Nightly News | May 04, 2012
BRIAN WILLIAMS, anchor: Tonight, the woman caught up at the center of that Secret Service scandal is speaking out for the first time , giving her version of events about what happened that night in Cartagena , Colombia . We get our record tonight from NBC 's Mark Potter .
Ms. DANIA SUAREZ: Hola . Como estas?
MARK POTTER reporting: For the first time since the prostitution scandal erupted at this hotel in Cartagena , Colombia , three weeks ago...
Ms. SUAREZ:
POTTER: ...a woman identifying herself as Dania Londono Suarez is speaking publicly. During a paid interview on a Colombian radio network, Suarez says she was the escort at the center of the scandal whose confrontation with a man she later learned was an agent, over his refusal to pay her fee, drew the authorities and sparked the investigation.
Ms. SUAREZ:
POTTER: Speaking in Spanish, Suarez said, "It was obvious. I can't believe he would be so dumb or so stupid to think I wasn't going to charge him money." She was also asked whether she could have posed a risk to the president's
security. Her answer: "If I had wanted to or if I had been part of one of those terrorist groups, it's obvious I would have been able to get everything." In the interview, Suarez said the agent and two other men with him were drinking heavily that night. She also said after the scandal blew up, she fled to Dubai , fearing for her safety and that of her son. During all that time, she says, she has never been contacted by US officials investigating the scandal, a point of concern to a leading congressman briefed on the investigation.

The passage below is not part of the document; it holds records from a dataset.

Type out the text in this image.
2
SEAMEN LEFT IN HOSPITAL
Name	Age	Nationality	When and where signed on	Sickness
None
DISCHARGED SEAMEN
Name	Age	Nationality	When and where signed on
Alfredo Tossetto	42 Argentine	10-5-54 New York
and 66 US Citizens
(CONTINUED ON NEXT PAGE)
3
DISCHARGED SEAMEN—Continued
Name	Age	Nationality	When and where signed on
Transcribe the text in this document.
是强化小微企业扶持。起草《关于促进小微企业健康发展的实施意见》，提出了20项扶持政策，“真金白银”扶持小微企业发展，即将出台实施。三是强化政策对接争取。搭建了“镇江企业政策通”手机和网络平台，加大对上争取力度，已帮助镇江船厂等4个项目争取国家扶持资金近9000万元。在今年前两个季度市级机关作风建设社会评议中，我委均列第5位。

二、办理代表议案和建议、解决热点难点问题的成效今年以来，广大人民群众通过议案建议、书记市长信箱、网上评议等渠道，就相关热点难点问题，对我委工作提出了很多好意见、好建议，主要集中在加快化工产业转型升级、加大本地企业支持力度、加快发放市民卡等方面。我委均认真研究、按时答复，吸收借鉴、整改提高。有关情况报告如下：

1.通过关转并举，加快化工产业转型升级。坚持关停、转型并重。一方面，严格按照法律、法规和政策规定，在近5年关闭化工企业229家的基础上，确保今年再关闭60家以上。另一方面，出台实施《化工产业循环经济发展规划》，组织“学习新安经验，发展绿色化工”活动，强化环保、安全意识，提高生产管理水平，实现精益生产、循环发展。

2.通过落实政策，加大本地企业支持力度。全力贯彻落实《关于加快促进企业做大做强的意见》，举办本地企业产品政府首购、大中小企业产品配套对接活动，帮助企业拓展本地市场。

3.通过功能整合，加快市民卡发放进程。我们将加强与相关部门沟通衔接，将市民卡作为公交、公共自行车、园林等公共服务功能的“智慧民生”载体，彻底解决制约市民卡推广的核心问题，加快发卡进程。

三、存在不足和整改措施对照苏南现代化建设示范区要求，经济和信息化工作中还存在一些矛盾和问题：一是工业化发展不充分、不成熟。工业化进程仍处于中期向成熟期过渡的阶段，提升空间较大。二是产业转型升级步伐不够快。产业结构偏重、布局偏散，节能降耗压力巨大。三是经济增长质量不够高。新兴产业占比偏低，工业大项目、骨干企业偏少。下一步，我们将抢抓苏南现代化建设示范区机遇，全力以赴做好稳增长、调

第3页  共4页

Representative PETER KING (Republican, New York): This woman is absolutely essential to the investigation since she's the one who actually created the initial conflict that brought the whole house down. She's the one who was involved at the very center of this whole case, and the Secret Service has not been able to interview her.
POTTER: The US Secret Service will not comment on the Suarez interview. In the wake of the scandal, nine personnel there are leaving the agency. Representative King says one agent failed a polygraph test. The Pentagon says the investigation of 12 US military personnel is completed now, awaiting final review. Mark Potter , NBC News, Miami.